Subscriptions

Subscriptions to a stream will guarantee at least once delivery of every persisted event. Each subscription may be independently paused, then later resumed from where it stopped.

A subscription can be created to receive events published from a single logical stream or from all streams.

Events are received in batches after being persisted to storage. Each batch contains events from a single stream and for the same correlation id.

Subscriptions must be uniquely named and support a single subscriber. Attempting to connect two subscribers to the same subscription will return an error.

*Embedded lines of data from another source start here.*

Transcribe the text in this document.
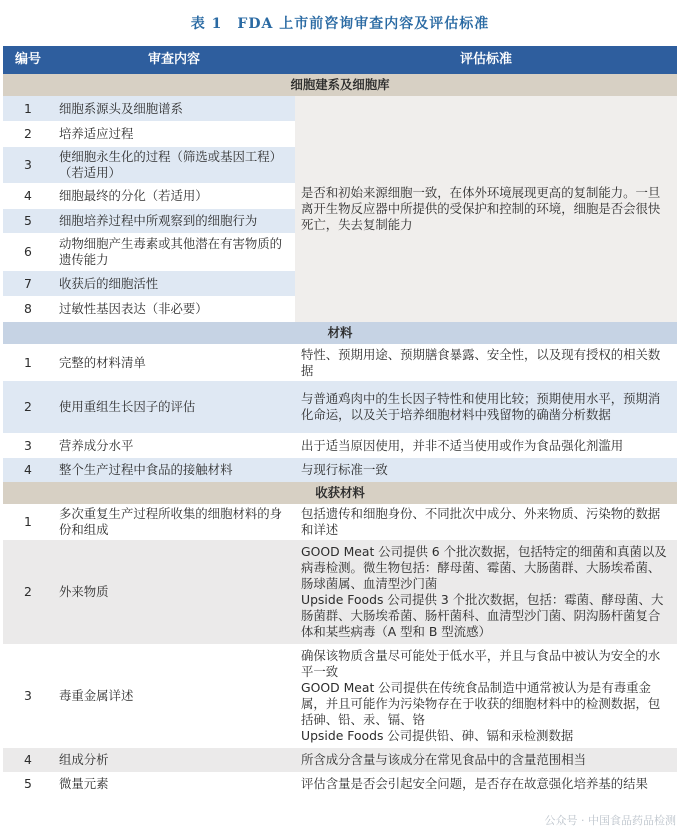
表 1　FDA 上市前咨询审查内容及评估标准
编号	审查内容	评估标准
细胞建系及细胞库		
1	细胞系源头及细胞谱系	是否和初始来源细胞一致，在体外环境展现更高的复制能力。一旦离开生物反应器中所提供的受保护和控制的环境，细胞是否会很快死亡，失去复制能力
2	培养适应过程	
3	使细胞永生化的过程（筛选或基因工程）（若适用）	
4	细胞最终的分化（若适用）	
5	细胞培养过程中所观察到的细胞行为	
6	动物细胞产生毒素或其他潜在有害物质的遗传能力	
7	收获后的细胞活性	
8	过敏性基因表达（非必要）	
材料		
1	完整的材料清单	特性、预期用途、预期膳食暴露、安全性，以及现有授权的相关数据
2	使用重组生长因子的评估	与普通鸡肉中的生长因子特性和使用比较；预期使用水平，预期消化命运，以及关于培养细胞材料中残留物的确凿分析数据
3	营养成分水平	出于适当原因使用，并非不适当使用或作为食品强化剂滥用
4	整个生产过程中食品的接触材料	与现行标准一致
收获材料		
1	多次重复生产过程所收集的细胞材料的身份和组成	包括遗传和细胞身份、不同批次中成分、外来物质、污染物的数据和详述
2	外来物质	GOOD Meat 公司提供 6 个批次数据，包括特定的细菌和真菌以及病毒检测。微生物包括：酵母菌、霉菌、大肠菌群、大肠埃希菌、肠球菌属、血清型沙门菌
Upside Foods 公司提供 3 个批次数据，包括：霉菌、酵母菌、大肠菌群、大肠埃希菌、肠杆菌科、血清型沙门菌、阴沟肠杆菌复合体和某些病毒（A 型和 B 型流感）

3	毒重金属详述	确保该物质含量尽可能处于低水平，并且与食品中被认为安全的水平一致
GOOD Meat 公司提供在传统食品制造中通常被认为是有毒重金属，并且可能作为污染物存在于收获的细胞材料中的检测数据，包括砷、铅、汞、镉、铬
Upside Foods 公司提供铅、砷、镉和汞检测数据

4	组成分析	所含成分含量与该成分在常见食品中的含量范围相当
5	微量元素	评估含量是否会引起安全问题，是否存在故意强化培养基的结果
公众号 · 中国食品药品检测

By default subscriptions are created from the single stream, or all stream, origin. So it will receive all events from the single stream, or all streams. You can optionally specify a given start position:

  • :origin - subscribe to events from the start of the stream (identical to using 0). This is the current behaviour and will remain the default.
  • :current - subscribe to events from the current version.
  • stream_version or event_id (integer) - specify an exact stream version to subscribe from for a single stream subscription. You provide an event id for an all stream subscription.

Ack received events

Receipt of each event by the subscriber must be acknowledged. This allows the subscription to resume on failure without missing an event.

The subscriber receives an {:events, events} tuple containing the published events. The subscription returned when subscribing to the stream should be used to send the ack to. This is achieved by the EventStore.ack/2 function:

 EventStore.ack(subscription, events)

A subscriber can confirm receipt of each event in a batch by sending multiple acks, one per event. The subscriber may confirm receipt of the last event in the batch in a single ack.

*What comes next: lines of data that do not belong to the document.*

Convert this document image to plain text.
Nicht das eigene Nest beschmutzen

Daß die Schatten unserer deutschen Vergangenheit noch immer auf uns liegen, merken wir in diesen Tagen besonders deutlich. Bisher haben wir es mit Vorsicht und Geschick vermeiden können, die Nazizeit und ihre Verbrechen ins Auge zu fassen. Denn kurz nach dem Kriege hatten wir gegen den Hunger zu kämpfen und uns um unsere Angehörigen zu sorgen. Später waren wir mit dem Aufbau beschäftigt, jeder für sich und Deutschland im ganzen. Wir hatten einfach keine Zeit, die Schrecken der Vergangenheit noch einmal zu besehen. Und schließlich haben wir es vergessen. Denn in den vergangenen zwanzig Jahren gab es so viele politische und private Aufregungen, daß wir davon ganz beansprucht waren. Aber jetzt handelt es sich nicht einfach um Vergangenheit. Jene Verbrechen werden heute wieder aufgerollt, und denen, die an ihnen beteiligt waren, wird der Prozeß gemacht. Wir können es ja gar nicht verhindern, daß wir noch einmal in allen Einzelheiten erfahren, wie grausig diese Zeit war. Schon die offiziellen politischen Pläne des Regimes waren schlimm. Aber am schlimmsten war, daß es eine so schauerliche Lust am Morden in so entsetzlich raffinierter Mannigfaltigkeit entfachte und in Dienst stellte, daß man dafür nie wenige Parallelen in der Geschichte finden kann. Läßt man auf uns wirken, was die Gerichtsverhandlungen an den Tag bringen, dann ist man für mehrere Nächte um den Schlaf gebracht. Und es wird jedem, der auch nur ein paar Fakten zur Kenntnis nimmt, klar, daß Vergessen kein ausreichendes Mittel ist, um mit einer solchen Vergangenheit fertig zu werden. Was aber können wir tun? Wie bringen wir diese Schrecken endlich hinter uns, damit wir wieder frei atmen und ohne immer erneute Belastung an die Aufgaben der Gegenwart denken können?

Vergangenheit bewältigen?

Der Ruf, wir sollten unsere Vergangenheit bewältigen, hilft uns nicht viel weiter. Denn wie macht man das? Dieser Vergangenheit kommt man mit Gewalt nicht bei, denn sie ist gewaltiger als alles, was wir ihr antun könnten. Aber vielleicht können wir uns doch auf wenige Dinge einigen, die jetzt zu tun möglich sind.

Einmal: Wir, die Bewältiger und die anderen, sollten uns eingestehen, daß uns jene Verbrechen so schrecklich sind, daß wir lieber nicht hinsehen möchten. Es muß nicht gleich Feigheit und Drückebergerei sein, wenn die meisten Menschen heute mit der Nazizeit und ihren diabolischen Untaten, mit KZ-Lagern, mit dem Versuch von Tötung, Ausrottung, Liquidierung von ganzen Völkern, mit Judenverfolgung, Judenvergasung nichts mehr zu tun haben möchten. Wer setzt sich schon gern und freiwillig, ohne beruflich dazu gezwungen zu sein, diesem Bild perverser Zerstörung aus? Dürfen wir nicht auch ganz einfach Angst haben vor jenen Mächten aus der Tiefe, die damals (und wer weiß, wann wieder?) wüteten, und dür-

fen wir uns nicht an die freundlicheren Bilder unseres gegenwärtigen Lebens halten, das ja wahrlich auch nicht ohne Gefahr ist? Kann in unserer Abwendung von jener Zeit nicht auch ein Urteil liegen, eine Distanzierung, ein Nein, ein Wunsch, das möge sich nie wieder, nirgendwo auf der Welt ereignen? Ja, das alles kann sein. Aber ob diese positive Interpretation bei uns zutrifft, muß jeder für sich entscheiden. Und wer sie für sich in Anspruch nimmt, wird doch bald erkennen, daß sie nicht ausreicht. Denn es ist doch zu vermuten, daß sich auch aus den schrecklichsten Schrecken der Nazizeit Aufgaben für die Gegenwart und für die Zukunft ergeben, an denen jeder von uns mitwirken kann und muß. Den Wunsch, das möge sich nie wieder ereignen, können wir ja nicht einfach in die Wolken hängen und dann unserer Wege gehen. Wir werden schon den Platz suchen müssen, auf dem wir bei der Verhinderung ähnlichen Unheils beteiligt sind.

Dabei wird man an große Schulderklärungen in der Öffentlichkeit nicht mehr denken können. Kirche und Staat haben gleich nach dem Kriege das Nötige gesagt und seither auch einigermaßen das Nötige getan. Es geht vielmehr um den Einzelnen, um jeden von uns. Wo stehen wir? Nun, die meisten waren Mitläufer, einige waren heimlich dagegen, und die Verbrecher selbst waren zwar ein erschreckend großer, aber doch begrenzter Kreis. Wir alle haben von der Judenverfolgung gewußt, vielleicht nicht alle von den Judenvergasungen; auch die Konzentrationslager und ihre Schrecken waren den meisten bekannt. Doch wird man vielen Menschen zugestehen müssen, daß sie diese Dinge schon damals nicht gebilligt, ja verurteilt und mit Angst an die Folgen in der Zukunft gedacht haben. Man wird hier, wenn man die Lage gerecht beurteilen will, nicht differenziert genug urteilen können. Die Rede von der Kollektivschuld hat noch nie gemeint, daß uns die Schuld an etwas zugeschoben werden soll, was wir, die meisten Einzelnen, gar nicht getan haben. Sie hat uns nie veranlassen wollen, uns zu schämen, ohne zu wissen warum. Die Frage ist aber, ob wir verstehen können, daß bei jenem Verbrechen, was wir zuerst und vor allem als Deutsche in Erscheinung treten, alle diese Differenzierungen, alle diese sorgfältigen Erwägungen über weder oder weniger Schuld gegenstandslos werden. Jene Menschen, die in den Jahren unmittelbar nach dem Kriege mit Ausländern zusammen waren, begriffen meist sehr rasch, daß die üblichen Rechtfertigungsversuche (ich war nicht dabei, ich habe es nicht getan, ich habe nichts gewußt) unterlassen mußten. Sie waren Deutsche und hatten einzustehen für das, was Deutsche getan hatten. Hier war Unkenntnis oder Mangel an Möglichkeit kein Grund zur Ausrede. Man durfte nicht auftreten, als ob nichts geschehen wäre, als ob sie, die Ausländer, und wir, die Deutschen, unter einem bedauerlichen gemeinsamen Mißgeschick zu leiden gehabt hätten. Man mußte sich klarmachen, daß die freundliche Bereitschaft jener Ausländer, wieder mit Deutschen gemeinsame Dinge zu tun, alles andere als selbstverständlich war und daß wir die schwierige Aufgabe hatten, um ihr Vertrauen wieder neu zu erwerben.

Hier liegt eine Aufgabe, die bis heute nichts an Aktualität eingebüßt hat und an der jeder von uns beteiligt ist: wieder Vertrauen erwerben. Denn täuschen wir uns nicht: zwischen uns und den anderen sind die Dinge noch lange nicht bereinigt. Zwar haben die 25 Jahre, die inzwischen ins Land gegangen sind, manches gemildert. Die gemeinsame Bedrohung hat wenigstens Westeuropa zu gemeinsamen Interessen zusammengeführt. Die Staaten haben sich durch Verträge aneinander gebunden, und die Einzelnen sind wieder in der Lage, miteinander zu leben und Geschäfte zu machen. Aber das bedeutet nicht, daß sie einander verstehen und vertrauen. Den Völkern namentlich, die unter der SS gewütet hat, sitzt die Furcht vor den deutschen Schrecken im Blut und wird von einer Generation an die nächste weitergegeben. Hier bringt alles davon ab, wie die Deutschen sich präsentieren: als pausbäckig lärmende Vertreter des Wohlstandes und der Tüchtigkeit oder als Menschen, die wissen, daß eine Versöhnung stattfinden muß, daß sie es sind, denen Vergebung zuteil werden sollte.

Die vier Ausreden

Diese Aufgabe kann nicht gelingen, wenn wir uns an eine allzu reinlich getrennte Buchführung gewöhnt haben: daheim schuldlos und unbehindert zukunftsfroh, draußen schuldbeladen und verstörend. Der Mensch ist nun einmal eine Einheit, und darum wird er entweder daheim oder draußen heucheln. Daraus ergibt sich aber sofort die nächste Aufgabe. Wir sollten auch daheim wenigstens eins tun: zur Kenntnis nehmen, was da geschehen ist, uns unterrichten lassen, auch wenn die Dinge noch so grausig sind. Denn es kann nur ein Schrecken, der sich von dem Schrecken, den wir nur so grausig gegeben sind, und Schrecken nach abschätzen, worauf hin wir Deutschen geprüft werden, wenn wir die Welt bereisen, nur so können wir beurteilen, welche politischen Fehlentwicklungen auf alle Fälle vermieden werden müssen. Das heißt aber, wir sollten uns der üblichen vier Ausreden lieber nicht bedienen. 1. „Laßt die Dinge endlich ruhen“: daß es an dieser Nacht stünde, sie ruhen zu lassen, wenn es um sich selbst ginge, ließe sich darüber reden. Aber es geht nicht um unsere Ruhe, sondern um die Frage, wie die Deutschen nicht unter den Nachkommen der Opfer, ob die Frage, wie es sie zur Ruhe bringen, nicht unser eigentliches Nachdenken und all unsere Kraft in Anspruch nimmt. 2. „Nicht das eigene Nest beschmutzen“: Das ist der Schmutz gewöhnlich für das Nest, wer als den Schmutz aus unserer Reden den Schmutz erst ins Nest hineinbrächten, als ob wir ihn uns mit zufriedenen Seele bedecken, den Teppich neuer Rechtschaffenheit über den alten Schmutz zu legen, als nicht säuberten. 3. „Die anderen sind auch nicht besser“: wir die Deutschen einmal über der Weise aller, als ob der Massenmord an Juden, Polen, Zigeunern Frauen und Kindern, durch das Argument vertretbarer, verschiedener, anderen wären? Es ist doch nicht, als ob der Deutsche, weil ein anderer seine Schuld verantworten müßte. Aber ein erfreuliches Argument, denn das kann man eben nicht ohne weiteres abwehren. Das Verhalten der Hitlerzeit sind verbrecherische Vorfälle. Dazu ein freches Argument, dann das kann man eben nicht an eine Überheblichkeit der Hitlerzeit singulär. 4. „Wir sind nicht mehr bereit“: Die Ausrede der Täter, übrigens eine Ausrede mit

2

A subscriber will not receive further published events until it has confirmed receipt of all received events. This provides back pressure to the subscription to prevent the subscriber from being overwhelmed with messages if it cannot keep up. The subscription will buffer events until the subscriber is ready to receive, or an overflow occurs. At which point it will move into a catch-up mode and query events and replay them from storage until caught up.

Example usage

Subscribe to events appended to all streams:

{:ok, subscription} = EventStore.subscribe_to_all_streams("example_subscription", self())

receive do
  {:events, events} ->
    # ... process events & ack receipt    
    EventStore.ack(subscription, events)
end

Unsubscribe from a stream:

:ok = EventStore.unsubscribe_from_all_streams("example_subscription")

Example subscriber

# An example subscriber
defmodule Subscriber do
  use GenServer

  def start_link do
    GenServer.start_link(__MODULE__, [])
  end

  def received_events(subscriber) do
    GenServer.call(subscriber, :received_events)
  end

  def init(events) do
    # subscribe to events from all streams
    {:ok, subscription} = EventStore.subscribe_to_all_streams("example_subscription", self())

    {:ok, %{events: events, subscription: subscription}}
  end

  def handle_info({:events, events}, %{events: existing_events, subscription: subscription} = state) do
    # confirm receipt of received events
    EventStore.ack(subscription, events)

    {:noreply, %{state | events: existing_events ++ events}}
  end

  def handle_call(:received_events, _from, %{events: events} = state) do
    {:reply, events, state}
  end
end

Start your subscriber process, which subscribes to all streams in the event store.